Thanks to KennyTM for providing STEP 3 crash example!
The conclusion is: I even cannot compile such example. Why do they prevent me to do something that I cannot compile??
IIRC, it is the other way around: the compiler vendor takes steps to prevent you from compiling something that you shouldn't be able to do. The way the standard is written, they could implement the library in a way that the code compiles, and then fails to work properly.

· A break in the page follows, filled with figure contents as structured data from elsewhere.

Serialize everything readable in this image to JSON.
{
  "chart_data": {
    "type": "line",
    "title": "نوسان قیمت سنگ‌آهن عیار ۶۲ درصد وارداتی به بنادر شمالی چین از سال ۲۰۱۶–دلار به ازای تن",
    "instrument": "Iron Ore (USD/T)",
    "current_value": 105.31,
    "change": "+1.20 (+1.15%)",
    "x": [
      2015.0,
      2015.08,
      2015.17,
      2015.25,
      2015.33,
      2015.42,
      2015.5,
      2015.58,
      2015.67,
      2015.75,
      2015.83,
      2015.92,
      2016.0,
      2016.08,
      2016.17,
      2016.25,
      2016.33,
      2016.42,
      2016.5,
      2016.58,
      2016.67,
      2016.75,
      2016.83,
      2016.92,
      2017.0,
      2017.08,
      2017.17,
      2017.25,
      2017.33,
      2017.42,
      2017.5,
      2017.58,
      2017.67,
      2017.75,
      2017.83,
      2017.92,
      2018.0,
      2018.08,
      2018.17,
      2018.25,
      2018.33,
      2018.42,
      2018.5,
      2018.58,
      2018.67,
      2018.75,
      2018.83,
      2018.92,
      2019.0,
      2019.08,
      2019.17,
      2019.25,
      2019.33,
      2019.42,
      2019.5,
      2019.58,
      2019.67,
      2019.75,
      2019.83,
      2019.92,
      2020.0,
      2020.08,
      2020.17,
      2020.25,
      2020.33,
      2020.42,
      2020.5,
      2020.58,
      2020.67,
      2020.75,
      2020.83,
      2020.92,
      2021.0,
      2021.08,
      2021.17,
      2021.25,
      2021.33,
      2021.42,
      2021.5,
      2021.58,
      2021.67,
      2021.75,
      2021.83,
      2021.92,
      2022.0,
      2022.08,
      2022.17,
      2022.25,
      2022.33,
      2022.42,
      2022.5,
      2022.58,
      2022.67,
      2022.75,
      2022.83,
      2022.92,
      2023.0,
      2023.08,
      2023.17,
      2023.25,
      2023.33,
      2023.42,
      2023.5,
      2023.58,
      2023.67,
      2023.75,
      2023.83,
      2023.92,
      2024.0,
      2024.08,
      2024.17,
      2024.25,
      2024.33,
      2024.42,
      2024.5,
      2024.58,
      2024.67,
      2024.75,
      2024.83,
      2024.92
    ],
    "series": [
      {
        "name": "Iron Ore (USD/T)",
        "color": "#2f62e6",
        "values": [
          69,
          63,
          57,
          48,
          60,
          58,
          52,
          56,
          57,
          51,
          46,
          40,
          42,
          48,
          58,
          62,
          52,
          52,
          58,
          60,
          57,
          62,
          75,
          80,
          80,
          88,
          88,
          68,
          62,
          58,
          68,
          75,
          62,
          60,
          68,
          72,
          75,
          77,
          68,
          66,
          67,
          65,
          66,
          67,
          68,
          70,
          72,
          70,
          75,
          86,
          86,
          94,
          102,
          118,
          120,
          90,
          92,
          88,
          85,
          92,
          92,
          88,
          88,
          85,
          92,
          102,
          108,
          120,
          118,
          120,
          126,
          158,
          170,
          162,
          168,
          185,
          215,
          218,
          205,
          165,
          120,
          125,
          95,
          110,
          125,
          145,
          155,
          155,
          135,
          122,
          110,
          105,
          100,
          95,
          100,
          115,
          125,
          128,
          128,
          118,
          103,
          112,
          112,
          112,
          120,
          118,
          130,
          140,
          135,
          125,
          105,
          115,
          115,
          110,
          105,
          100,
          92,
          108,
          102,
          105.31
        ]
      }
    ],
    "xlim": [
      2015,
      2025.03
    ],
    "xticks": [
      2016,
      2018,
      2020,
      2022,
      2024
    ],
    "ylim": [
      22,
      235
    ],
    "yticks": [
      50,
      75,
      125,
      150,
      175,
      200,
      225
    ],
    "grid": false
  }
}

They can also implement it this way, which is seen as superior because it's one of those few times where the compiler is actually allowed to prevent you from doing something stupid :)
The right answer is "never use auto_ptr at all" -- its deprecated and never became part of the standard at all, for precisely the reasons outlined here. Use std::unique_ptr instead.